Soru aslında nefsler için bir emirdir
Allah’ın verdiği hükmün (hükmü verirken ne hükmü vereceğini bilmesinin) ve o hükmün zamana yayılan sürecinin ismi Kader ve Kaza’dır ve bu süreç insan için geçerlidir. Detaylı göreceğiz inşâAllah, şimdi kulağımızda biraz yer etsin.

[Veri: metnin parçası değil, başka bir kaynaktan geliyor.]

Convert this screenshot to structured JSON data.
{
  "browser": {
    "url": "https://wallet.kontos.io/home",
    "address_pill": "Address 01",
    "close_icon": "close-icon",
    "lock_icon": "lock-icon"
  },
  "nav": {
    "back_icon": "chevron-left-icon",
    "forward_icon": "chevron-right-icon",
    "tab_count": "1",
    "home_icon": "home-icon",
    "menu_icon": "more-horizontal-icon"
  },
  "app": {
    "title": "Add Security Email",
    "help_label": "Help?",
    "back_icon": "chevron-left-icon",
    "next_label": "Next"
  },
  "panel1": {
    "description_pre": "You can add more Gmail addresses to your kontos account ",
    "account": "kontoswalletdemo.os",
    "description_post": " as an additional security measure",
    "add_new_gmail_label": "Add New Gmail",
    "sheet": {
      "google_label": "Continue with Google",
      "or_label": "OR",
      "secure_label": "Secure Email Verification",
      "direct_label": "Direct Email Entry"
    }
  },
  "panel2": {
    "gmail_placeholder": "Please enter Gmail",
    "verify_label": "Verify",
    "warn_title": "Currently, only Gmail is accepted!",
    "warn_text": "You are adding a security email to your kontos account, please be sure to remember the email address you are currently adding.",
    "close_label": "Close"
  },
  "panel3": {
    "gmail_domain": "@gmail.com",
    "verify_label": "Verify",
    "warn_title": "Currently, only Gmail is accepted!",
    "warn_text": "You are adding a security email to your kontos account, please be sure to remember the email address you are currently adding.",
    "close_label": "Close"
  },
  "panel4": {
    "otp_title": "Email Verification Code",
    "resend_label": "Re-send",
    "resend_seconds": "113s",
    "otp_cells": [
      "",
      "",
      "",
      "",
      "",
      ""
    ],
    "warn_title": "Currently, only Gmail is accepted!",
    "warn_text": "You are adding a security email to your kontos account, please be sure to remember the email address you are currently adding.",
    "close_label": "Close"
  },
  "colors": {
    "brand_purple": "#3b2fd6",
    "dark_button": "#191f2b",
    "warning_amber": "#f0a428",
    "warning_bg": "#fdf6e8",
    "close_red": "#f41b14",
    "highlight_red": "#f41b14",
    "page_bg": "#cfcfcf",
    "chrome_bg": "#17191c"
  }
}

“Elestü Bi Rabbiküm; Rabbiniz ben değil miyim?” seslenişi dünya hayatındaki algıya dayalı dillere göre çevrildiği için, bunu okuyan kişi eğer dûniHİ algı ve zann’larının farkında olmadan yaşıyorsa, bunun mânâsını dûniHİ algıya uygun anlayacaktır. İnandığı için de bunu kabul edecektir ama o kabul İslâm’a uygun bir kabul değildir. Çünkü bu soruya muhatap nefslerde o anda dûniHİ algı söz konusu değildi. Dolayısıyla, soru dûniHİ algı yokken olduğu için cevapta da dûniHİ algı söz konusu değildir. Şimdi bu sorunun mânâsını biraz anlamaya çalışalım.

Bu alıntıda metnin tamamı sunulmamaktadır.